Rubio: US rallies 30+ nations in rare-earth bloc to curb China grip
Synopsis
Key Takeaways
US Secretary of State Marco Rubio on Wednesday told lawmakers that the United States has assembled a coalition of more than 30 countries to secure global supplies of rare earth minerals, in a coordinated push to reduce dependence on China for resources critical to advanced manufacturing, clean energy and defence systems. The disclosure, made before the House Foreign Affairs Committee in Washington, frames supply-chain resilience as a central plank of the administration's foreign policy.
Key Developments
Rubio said the State Department recently convened a rare earths ministerial attended by ‘over 30-some-odd countries from around the world, all who were signing up for an American-led effort to ensure that critical supplies of rare earth minerals around the world are available for our emerging economies, and we don't remain overly dependent on China'.
He also flagged progress on a parallel initiative branded ‘Pax Silica', which he said now has 14 member countries cooperating to safeguard supply chains tied to artificial intelligence development. ‘These are 14 countries that are cooperating with one another to protect the supply chains critical to AI and AI development in the future,' Rubio said.
Why Rare Earths Matter
Rare earth minerals are embedded in electric vehicles, batteries, wind turbines, advanced electronics, semiconductors and defence platforms. China presently dominates large parts of the global rare-earth processing chain and remains a major supplier of critical minerals used across high-technology sectors, a concentration that has alarmed policymakers in Washington and allied capitals.
Concerns over concentrated supply chains have intensified in recent years, as export restrictions and geopolitical frictions exposed how thin the buffer is between industrial demand and a single dominant supplier.
What the Administration Said
Outlining what he described as the administration's foreign policy record over the past 16 to 17 months, Rubio repeatedly returned to efforts to counter Beijing's influence in strategic sectors, alongside diplomatic moves in Europe, the Middle East, Africa and Asia. He cast economic security, critical technologies and supply-chain resilience as core components of modern statecraft.
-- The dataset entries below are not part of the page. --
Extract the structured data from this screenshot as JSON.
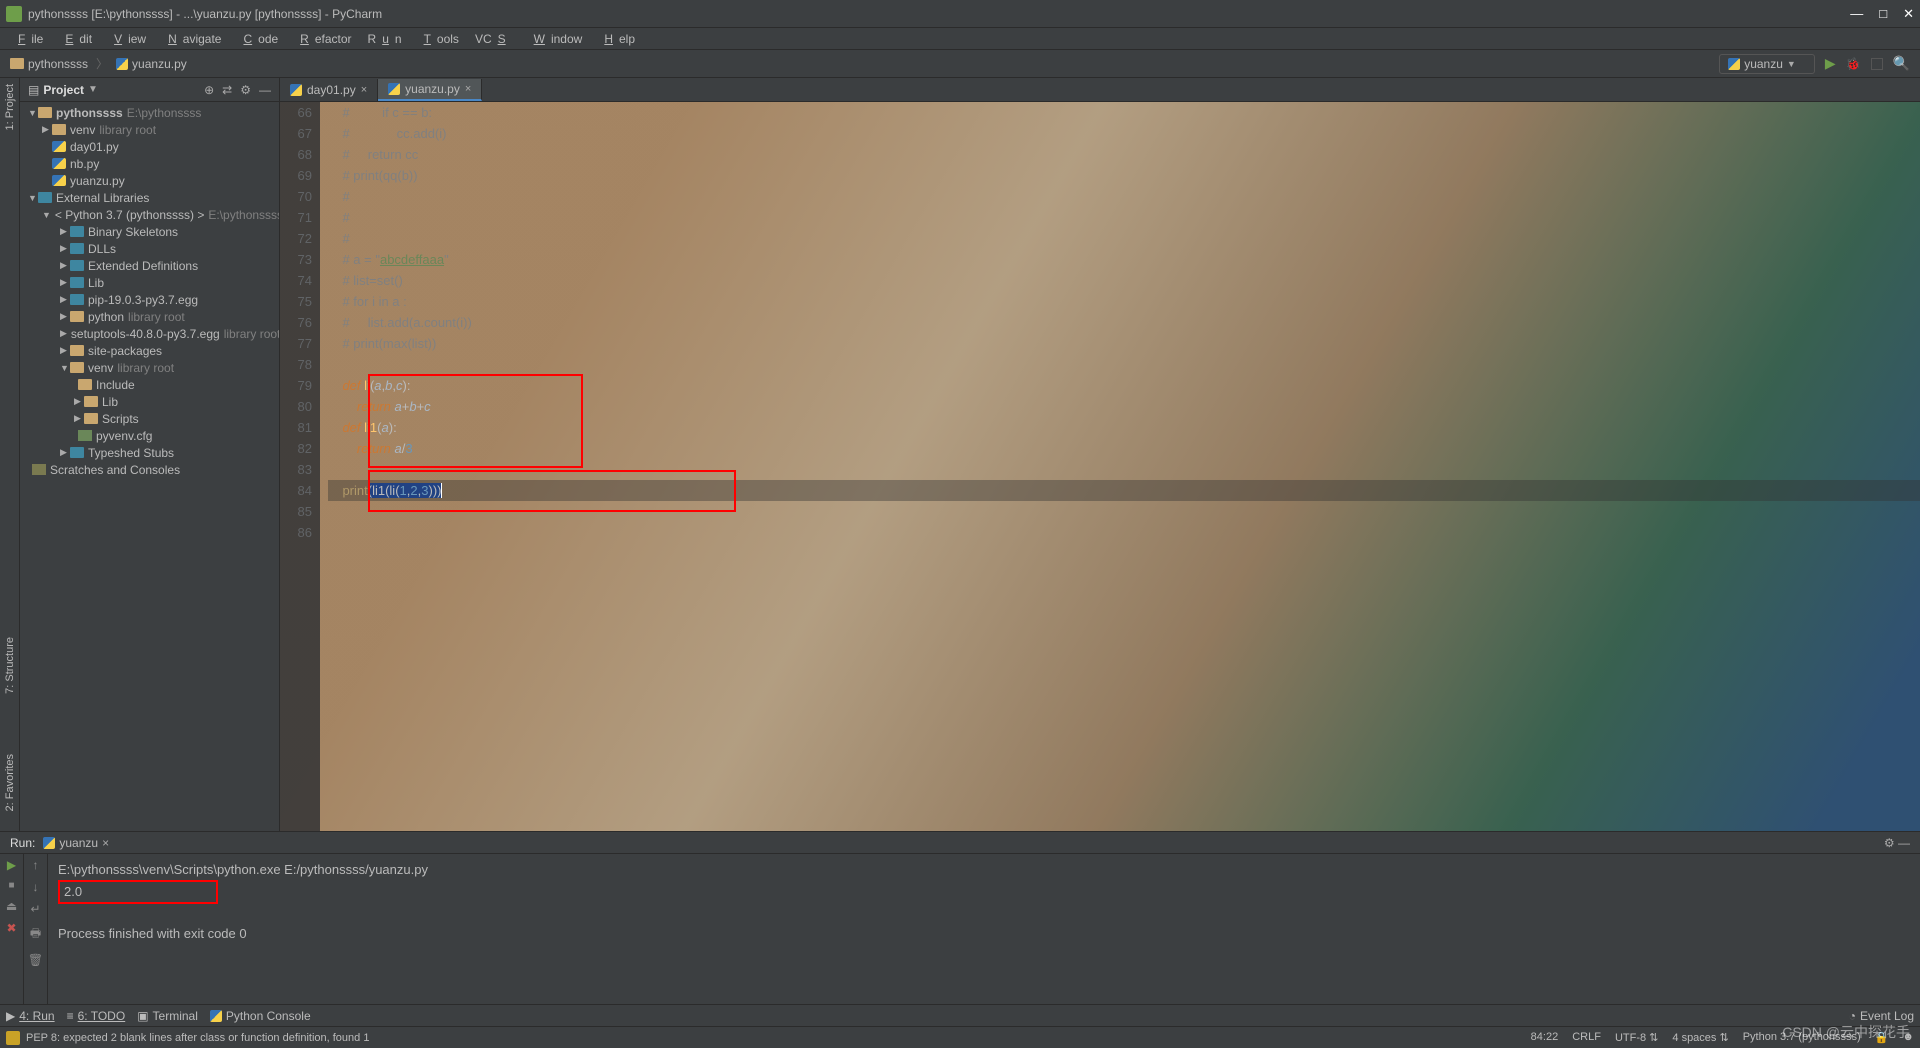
{
  "window": {
    "title": "pythonssss [E:\\pythonssss] - ...\\yuanzu.py [pythonssss] - PyCharm"
  },
  "menu": [
    "File",
    "Edit",
    "View",
    "Navigate",
    "Code",
    "Refactor",
    "Run",
    "Tools",
    "VCS",
    "Window",
    "Help"
  ],
  "breadcrumb": {
    "root": "pythonssss",
    "file": "yuanzu.py"
  },
  "runconfig": {
    "name": "yuanzu"
  },
  "project": {
    "label": "Project",
    "root": {
      "name": "pythonssss",
      "path": "E:\\pythonssss"
    },
    "venv": {
      "name": "venv",
      "suffix": "library root"
    },
    "files": [
      "day01.py",
      "nb.py",
      "yuanzu.py"
    ],
    "external": "External Libraries",
    "py37": "< Python 3.7 (pythonssss) >",
    "py37path": "E:\\pythonssss\\venv",
    "libs": [
      "Binary Skeletons",
      "DLLs",
      "Extended Definitions",
      "Lib",
      "pip-19.0.3-py3.7.egg"
    ],
    "pythonlr": {
      "name": "python",
      "suffix": "library root"
    },
    "setuptools": {
      "name": "setuptools-40.8.0-py3.7.egg",
      "suffix": "library root"
    },
    "sitepkg": "site-packages",
    "venv2": {
      "name": "venv",
      "suffix": "library root"
    },
    "venv2items": [
      "Include",
      "Lib",
      "Scripts"
    ],
    "pyvenv": "pyvenv.cfg",
    "typeshed": "Typeshed Stubs",
    "scratches": "Scratches and Consoles"
  },
  "tabs": [
    {
      "name": "day01.py",
      "active": false
    },
    {
      "name": "yuanzu.py",
      "active": true
    }
  ],
  "code": {
    "start": 66,
    "lines": [
      "    #         if c == b:",
      "    #             cc.add(i)",
      "    #     return cc",
      "    # print(qq(b))",
      "    #",
      "    #",
      "    #",
      "    # a = \"abcdeffaaa\"",
      "    # list=set()",
      "    # for i in a :",
      "    #     list.add(a.count(i))",
      "    # print(max(list))",
      "",
      "    def li(a,b,c):",
      "        return a+b+c",
      "    def li1(a):",
      "        return a/3",
      "",
      "    print(li1(li(1,2,3)))",
      "",
      ""
    ]
  },
  "run": {
    "label": "Run:",
    "tab": "yuanzu",
    "cmd": "E:\\pythonssss\\venv\\Scripts\\python.exe E:/pythonssss/yuanzu.py",
    "out": "2.0",
    "exit": "Process finished with exit code 0"
  },
  "bottombar": {
    "run": "4: Run",
    "todo": "6: TODO",
    "terminal": "Terminal",
    "pyconsole": "Python Console",
    "eventlog": "Event Log"
  },
  "status": {
    "msg": "PEP 8: expected 2 blank lines after class or function definition, found 1",
    "pos": "84:22",
    "crlf": "CRLF",
    "enc": "UTF-8",
    "indent": "4 spaces",
    "interp": "Python 3.7 (pythonssss)"
  },
  "sidetabs": {
    "project": "1: Project",
    "structure": "7: Structure",
    "favorites": "2: Favorites"
  },
  "watermark": "CSDN @云中探花手"
}
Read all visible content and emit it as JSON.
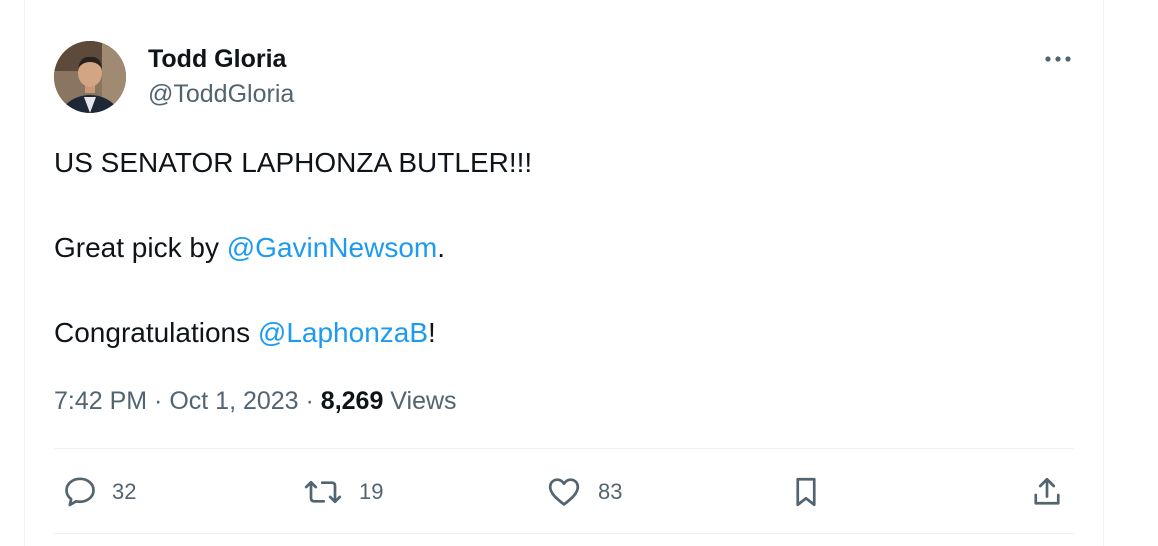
{
  "author": {
    "display_name": "Todd Gloria",
    "handle": "@ToddGloria"
  },
  "tweet": {
    "line1": "US SENATOR LAPHONZA BUTLER!!!",
    "line2_prefix": "Great pick by ",
    "line2_mention": "@GavinNewsom",
    "line2_suffix": ".",
    "line3_prefix": "Congratulations ",
    "line3_mention": "@LaphonzaB",
    "line3_suffix": "!"
  },
  "meta": {
    "time": "7:42 PM",
    "separator1": " · ",
    "date": "Oct 1, 2023",
    "separator2": " · ",
    "views_count": "8,269",
    "views_label": " Views"
  },
  "actions": {
    "replies": "32",
    "reposts": "19",
    "likes": "83"
  },
  "icons": {
    "more": "more-horizontal-icon",
    "reply": "speech-bubble-icon",
    "repost": "repost-arrows-icon",
    "like": "heart-icon",
    "bookmark": "bookmark-icon",
    "share": "share-upload-icon"
  },
  "colors": {
    "mention": "#1d9bf0",
    "secondary_text": "#536471",
    "primary_text": "#0f1419",
    "divider": "#eff3f4"
  }
}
Rubio also pointed to stepped-up engagement with Pacific Island nations. ‘The Pacific Islands, small Pacific Islands, under constant pressure and threat from China, have received more attention from this administration than they received in the last 10 years combined,' he said.
Impact on India
For New Delhi, the rare-earths push carries direct strategic weight. India has been working to diversify supply chains and build domestic capacity in critical minerals as demand climbs across clean energy, electronics manufacturing and defence production.
The issue has also become a growing pillar of US-India economic and technology cooperation, with both sides exploring deeper collaboration in advanced manufacturing, semiconductors and resilient supply networks. Whether India formally joins the Rubio-led bloc, and on what terms, will be closely watched.
What Comes Next
The administration is expected to expand both the rare-earths coalition and the Pax Silica grouping in the coming months. The real test will be whether participating nations move from declarations to financed processing capacity outside China — the bottleneck that has frustrated every previous diversification attempt.